The Manitou Springs City Council voted Wednesday night to replace the city’s 50-year tax incentive agreement with the Pikes Peak Cog Railway with a new version that many officials are calling a better deal for the city.
The changes mark the culmination of several months of work by Manitou Springs officials and owners of the cog to improve upon the agreement, originally approved on June 26. The council will take a second, final vote on the changes Nov. 20.
The railway’s owners, who began meeting with city officials in the spring, have said the tax breaks are needed to complete a nearly $100 million reconstruction. However, they have said they will wait until the council’s second vote to decide whether the project will go forward.
The railway never reopened this year after shutting down for the winter because it was deemed unsafe.
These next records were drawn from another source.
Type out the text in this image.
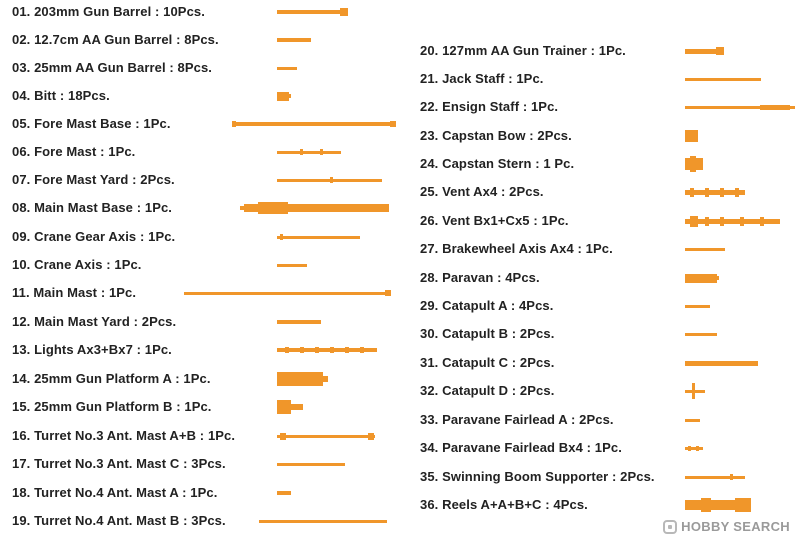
01. 203mm Gun Barrel : 10Pcs.
02. 12.7cm AA Gun Barrel : 8Pcs.
03. 25mm AA Gun Barrel : 8Pcs.
04. Bitt : 18Pcs.
05. Fore Mast Base : 1Pc.
06. Fore Mast : 1Pc.
07. Fore Mast Yard : 2Pcs.
08. Main Mast Base : 1Pc.
09. Crane Gear Axis : 1Pc.
10. Crane Axis : 1Pc.
11. Main Mast : 1Pc.
12. Main Mast Yard : 2Pcs.
13. Lights Ax3+Bx7 : 1Pc.
14. 25mm Gun Platform A : 1Pc.
15. 25mm Gun Platform B : 1Pc.
16. Turret No.3 Ant. Mast A+B : 1Pc.
17. Turret No.3 Ant. Mast C : 3Pcs.
18. Turret No.4 Ant. Mast A : 1Pc.
19. Turret No.4 Ant. Mast B : 3Pcs.
20. 127mm AA Gun Trainer : 1Pc.
21. Jack Staff : 1Pc.
22. Ensign Staff : 1Pc.
23. Capstan Bow : 2Pcs.
24. Capstan Stern : 1 Pc.
25. Vent Ax4 : 2Pcs.
26. Vent Bx1+Cx5 : 1Pc.
27. Brakewheel Axis Ax4 : 1Pc.
28. Paravan : 4Pcs.
29. Catapult A : 4Pcs.
30. Catapult B : 2Pcs.
31. Catapult C : 2Pcs.
32. Catapult D : 2Pcs.
33. Paravane Fairlead A : 2Pcs.
34. Paravane Fairlead Bx4 : 1Pc.
35. Swinning Boom Supporter : 2Pcs.
36. Reels A+A+B+C : 4Pcs.
HOBBY SEARCH
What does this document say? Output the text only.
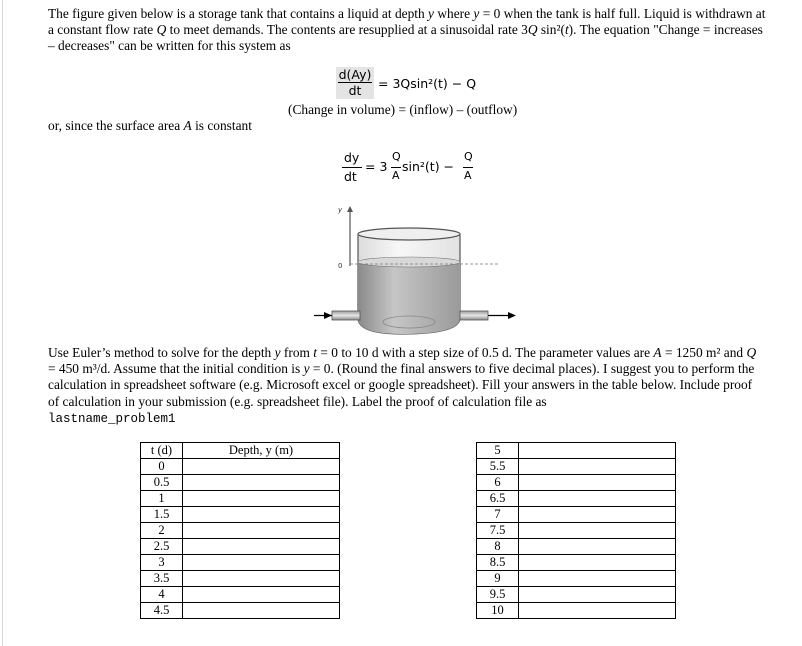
The figure given below is a storage tank that contains a liquid at depth y where y = 0 when the tank is half full. Liquid is withdrawn at a constant flow rate Q to meet demands. The contents are resupplied at a sinusoidal rate 3Q sin²(t). The equation "Change = increases – decreases" can be written for this system as
d(Ay)
dt	= 3Qsin²(t) − Q
(Change in volume) = (inflow) – (outflow)
or, since the surface area A is constant
dy
dt
= 3
Q
A
sin²(t) −
Q
A
y
0
Use Euler’s method to solve for the depth y from t = 0 to 10 d with a step size of 0.5 d. The parameter values are A = 1250 m² and Q = 450 m³/d. Assume that the initial condition is y = 0. (Round the final answers to five decimal places). I suggest you to perform the calculation in spreadsheet software (e.g. Microsoft excel or google spreadsheet). Fill your answers in the table below. Include proof of calculation in your submission (e.g. spreadsheet file). Label the proof of calculation file as
lastname_problem1
t (d)	Depth, y (m)
0	
0.5	
1	
1.5	
2	
2.5	
3	
3.5	
4	
4.5	
5	
5.5	
6	
6.5	
7	
7.5	
8	
8.5	
9	
9.5	
10	
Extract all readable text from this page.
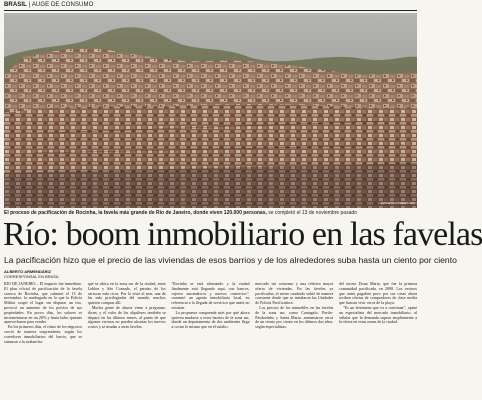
BRASIL | AUGE DE CONSUMO
ALBERTO ARMENDÁRIZ
El proceso de pacificación de Rocinha, la favela más grande de Río de Janeiro, donde viven 120.000 personas, se completó el 13 de noviembre pasado
Río: boom inmobiliario en las favelas
La pacificación hizo que el precio de las viviendas de esos barrios y de los alrededores suba hasta un ciento por ciento
ALBERTO ARMENDÁRIZ
CORRESPONSAL EN BRASIL

RIO DE JANEIRO.– El impacto fue inmediato. El plan oficial de pacificación de la favela carioca de Rocinha, que culminó el 13 de noviembre, la madrugada en la que la Policía Militar ocupó el lugar sin disparar un tiro, provocó un aumento de los precios de sus propiedades. En pocos días, los valores se incrementaron en un 20% y hasta hubo quienes aprovecharon para vender.

En los primeros días, el ritmo de los negocios creció de manera sorprendente, según los corredores inmobiliarios del barrio, que se sumaron a la avalancha.

que se ubica en la zona sur de la ciudad, entre Leblon y São Conrado, el paraíso de los cariocas más ricos. Por la vista al mar, una de las más privilegiadas del mundo, muchos quieren comprar allí.

Mucha gente de afuera viene a preguntar, dicen, y el valor de los alquileres también se disparó en los últimos meses, al punto de que algunos vecinos no pueden afrontar los nuevos costos y se mudan a otras favelas.

"Rocinha se está afirmando y la ciudad finalmente está llegando aquí, con bancos, cajeros automáticos y nuevos comercios", comentó un agente inmobiliario local, en referencia a la llegada de servicios que antes no existían.

La propuesta comprende más por qué ahora quieren mudarse a estos barrios de la zona sur, donde un departamento de dos ambientes llega a costar lo mismo que en el asfalto.

mercado sin consenso y una relativa mayor oferta de viviendas. En las favelas ya pacificadas, el metro cuadrado subió de manera constante desde que se instalaron las Unidades de Policía Pacificadora.

Los precios de los inmuebles en las favelas de la zona sur, como Cantagalo, Pavão-Pavãozinho y Santa Marta, aumentaron cerca de un ciento por ciento en los últimos dos años, según especialistas.

del morro Dona Marta, que fue la primera comunidad pacificada, en 2008. Los vecinos que antes pagaban poco por sus casas ahora reciben ofertas de compradores de clase media que buscan vivir cerca de la playa.

"Es un fenómeno que va a continuar", opinó un especialista del mercado inmobiliario, al señalar que la demanda supera ampliamente a la oferta en estas zonas de la ciudad.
Oklahoma Publishing, parent company of the cog and The Broadmoor hotel in Colorado Springs, is owned by the Denver-based Anschutz Corp., whose Clarity Media Group owns The Gazette.
City leaders and some residents say the proposed changes are an improvement because they would allow the city to get more compensation from the cog for revenue lost during the reconstruction and more tax dollars if ridership or ticket prices increase substantially in the future.
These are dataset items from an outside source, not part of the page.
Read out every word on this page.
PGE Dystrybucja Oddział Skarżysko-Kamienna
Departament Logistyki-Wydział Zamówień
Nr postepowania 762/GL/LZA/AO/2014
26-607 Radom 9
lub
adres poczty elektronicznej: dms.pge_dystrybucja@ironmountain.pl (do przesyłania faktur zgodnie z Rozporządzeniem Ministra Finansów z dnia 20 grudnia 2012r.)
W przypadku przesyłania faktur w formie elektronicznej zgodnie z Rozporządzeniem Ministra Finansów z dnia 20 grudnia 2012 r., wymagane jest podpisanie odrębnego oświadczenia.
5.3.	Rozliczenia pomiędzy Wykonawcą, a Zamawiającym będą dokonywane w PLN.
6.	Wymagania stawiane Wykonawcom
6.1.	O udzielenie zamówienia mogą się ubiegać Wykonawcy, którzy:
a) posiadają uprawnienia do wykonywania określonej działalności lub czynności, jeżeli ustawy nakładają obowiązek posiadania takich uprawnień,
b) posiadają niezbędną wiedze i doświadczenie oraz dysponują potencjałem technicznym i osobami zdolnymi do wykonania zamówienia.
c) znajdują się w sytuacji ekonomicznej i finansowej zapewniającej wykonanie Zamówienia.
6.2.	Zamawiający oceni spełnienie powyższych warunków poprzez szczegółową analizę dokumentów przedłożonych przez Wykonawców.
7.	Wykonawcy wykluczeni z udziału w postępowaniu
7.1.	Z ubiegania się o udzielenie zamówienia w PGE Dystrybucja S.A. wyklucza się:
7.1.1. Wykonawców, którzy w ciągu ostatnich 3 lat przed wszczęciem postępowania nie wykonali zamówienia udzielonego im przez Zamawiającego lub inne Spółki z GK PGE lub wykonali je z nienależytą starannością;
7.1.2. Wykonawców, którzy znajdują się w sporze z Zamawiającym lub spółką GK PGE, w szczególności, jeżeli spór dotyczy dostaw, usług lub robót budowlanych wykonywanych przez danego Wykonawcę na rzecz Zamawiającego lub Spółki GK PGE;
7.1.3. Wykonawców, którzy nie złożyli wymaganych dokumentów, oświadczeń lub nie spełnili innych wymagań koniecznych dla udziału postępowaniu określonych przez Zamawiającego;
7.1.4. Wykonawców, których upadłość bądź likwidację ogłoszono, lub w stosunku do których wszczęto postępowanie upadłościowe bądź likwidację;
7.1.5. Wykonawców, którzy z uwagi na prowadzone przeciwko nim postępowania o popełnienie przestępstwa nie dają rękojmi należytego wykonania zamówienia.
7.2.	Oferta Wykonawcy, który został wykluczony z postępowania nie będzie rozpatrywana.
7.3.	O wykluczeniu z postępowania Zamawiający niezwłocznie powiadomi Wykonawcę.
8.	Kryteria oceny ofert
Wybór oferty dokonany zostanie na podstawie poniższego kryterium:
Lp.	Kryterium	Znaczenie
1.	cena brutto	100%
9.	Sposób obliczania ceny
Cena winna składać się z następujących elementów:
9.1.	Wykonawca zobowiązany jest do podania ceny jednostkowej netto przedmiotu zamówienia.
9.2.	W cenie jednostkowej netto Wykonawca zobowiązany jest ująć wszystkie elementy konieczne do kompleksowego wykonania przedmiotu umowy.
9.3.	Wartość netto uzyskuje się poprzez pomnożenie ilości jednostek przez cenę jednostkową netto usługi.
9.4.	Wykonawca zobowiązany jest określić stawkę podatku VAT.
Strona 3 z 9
Two of the cog’s employees, who were not involved in negotiations, urged the council during a public hearing to approve the new deal so that the rebuilding could go forward.
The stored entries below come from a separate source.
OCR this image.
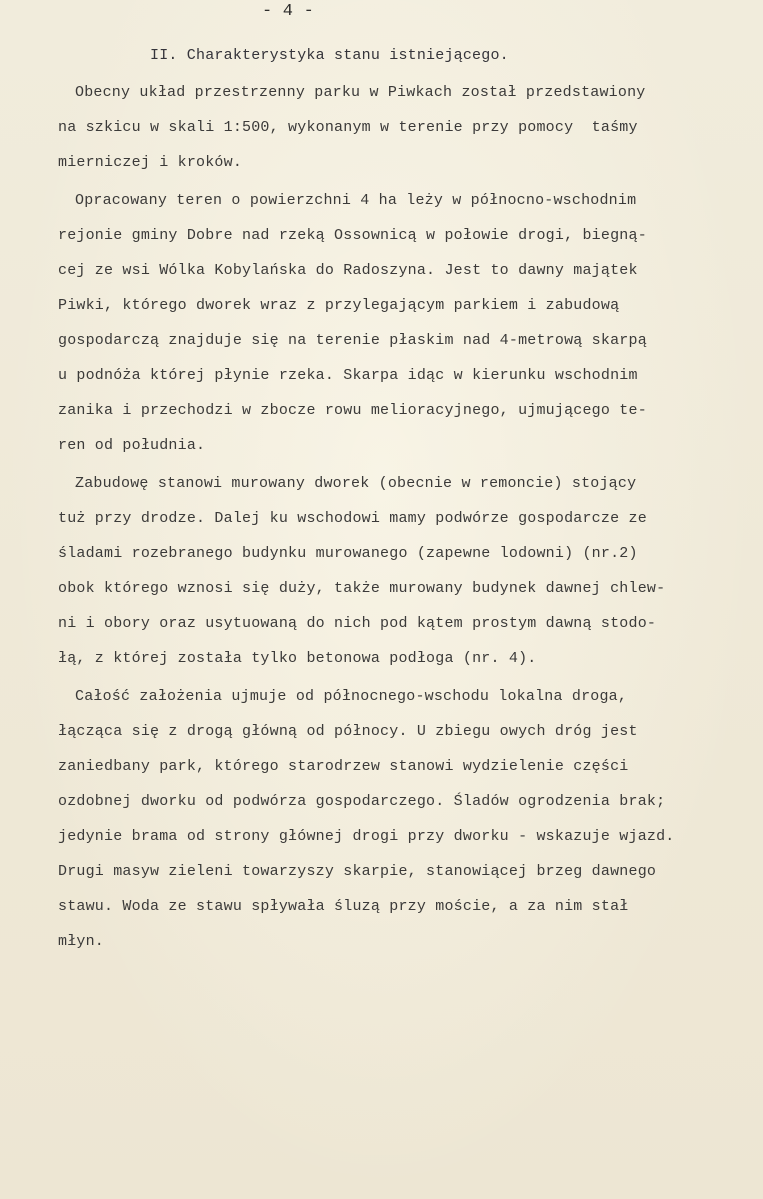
- 4 -
II. Charakterystyka stanu istniejącego.
Obecny układ przestrzenny parku w Piwkach został przedstawiony
na szkicu w skali 1:500, wykonanym w terenie przy pomocy  taśmy
mierniczej i kroków.
Opracowany teren o powierzchni 4 ha leży w północno-wschodnim
rejonie gminy Dobre nad rzeką Ossownicą w połowie drogi, biegną-
cej ze wsi Wólka Kobylańska do Radoszyna. Jest to dawny majątek
Piwki, którego dworek wraz z przylegającym parkiem i zabudową
gospodarczą znajduje się na terenie płaskim nad 4-metrową skarpą
u podnóża której płynie rzeka. Skarpa idąc w kierunku wschodnim
zanika i przechodzi w zbocze rowu melioracyjnego, ujmującego te-
ren od południa.
Zabudowę stanowi murowany dworek (obecnie w remoncie) stojący
tuż przy drodze. Dalej ku wschodowi mamy podwórze gospodarcze ze
śladami rozebranego budynku murowanego (zapewne lodowni) (nr.2)
obok którego wznosi się duży, także murowany budynek dawnej chlew-
ni i obory oraz usytuowaną do nich pod kątem prostym dawną stodo-
łą, z której została tylko betonowa podłoga (nr. 4).
Całość założenia ujmuje od północnego-wschodu lokalna droga,
łącząca się z drogą główną od północy. U zbiegu owych dróg jest
zaniedbany park, którego starodrzew stanowi wydzielenie części
ozdobnej dworku od podwórza gospodarczego. Śladów ogrodzenia brak;
jedynie brama od strony głównej drogi przy dworku - wskazuje wjazd.
Drugi masyw zieleni towarzyszy skarpie, stanowiącej brzeg dawnego
stawu. Woda ze stawu spływała śluzą przy moście, a za nim stał
młyn.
But critics of the deal say it’s still too open-ended, and there’s no telling how much money the city would be losing out on because there’s no dollar-limit on the rebates.
“My bottom line is how much does the cog need for this deal?” former City Councilwoman Aimee Cox told the council. “It feels like there’s sort of this open-endedness to this that I’m not comfortable with, and I’m not sure you should be comfortable with.”
Following more than two hours of comments from residents and discussions, council members Bob Todd and Becky Elder voted against the new version. Todd said additional changes are needed to make it more financially favorable to the city.
Under the new agreement, the cog would be allowed to keep money that that the city would have otherwise collected as a 3.8 percent sales and use tax on materials involved in the reconstruction. The cog would also be rebated that tax money when it purchases new rail cars in the next 15 to 20 years, which are expected to cost $30 million.
During the first 25 years of the agreement, the city would still cap excise tax revenue that it collects on cog ticket sales. Everything over that cap would go to the cog. The limit would increase incrementally, from $507,500 initially to $775,000 in the last three years of the agreement.
But the new agreement includes two provisions related to the rebates that the original agreement did not include: In years 26 through 50 of the agreement, rebates would be limited so that the cog would not pay less than a 3.8 percent excise tax on ticket sales. And if there were more than 375,000 cog riders in any year, the cog would pay the city’s full 5 percent excise tax on ticket sales.
The city requested during negotiations that the provision requiring the cog pay at least 3.8 percent excise tax apply to the first half of the 50-year deal, too. But the cog’s owners rejected the request, city officials say.
City officials say the railway’s ownership also rejected another proposal that would cap the Cog’s excise tax savings over the 50-year term at $10 million — a cap that critics have asked for to limit the city’s tax revenue losses over the course of the 50-year deal.
Before the council votes a second time on the agreement, the city will ask the cog again if it would agree to either of those proposals related to the excise tax rebates.
The original agreement also requires the cog to pay Manitou Springs $1 million by 2019 to make up for lost tax revenue from the railway’s closure this year. Under the new version, the cog will pay another $250,000 in 2020, for a total of $1.25 million over three years.
Like the original agreement, the new version also requires that the cog initially pay another $500,000 for parking facilities and transportation management. And, the cog will agree to donate historical “rail-related” assets to a Manitou Springs for a cog rail museum that the city has considered opening.
The cog and the city would also be required to sign the agreement by Nov. 30. The first $500,000 payment to the city would be due on Dec. 1
Oklahoma Publishing President and CEO Gary Pierson, who was not at the meeting, has said that the agreement must last 50 years for the company to recoup its investment, which is now expected to cost about $15 million more than the initial “maximum budget” of $85 million.
“So, this project is either approaching or has already reached being a financially strained business proposition whose anticipated returns would be so low, and the risks and uncertainties so high, that no public company would even consider taking it on,” Pierson wrote in an Oct. 19 letter to the city.
The cog is aiming for a reopening in May 2021 if the project moves forward, he has said.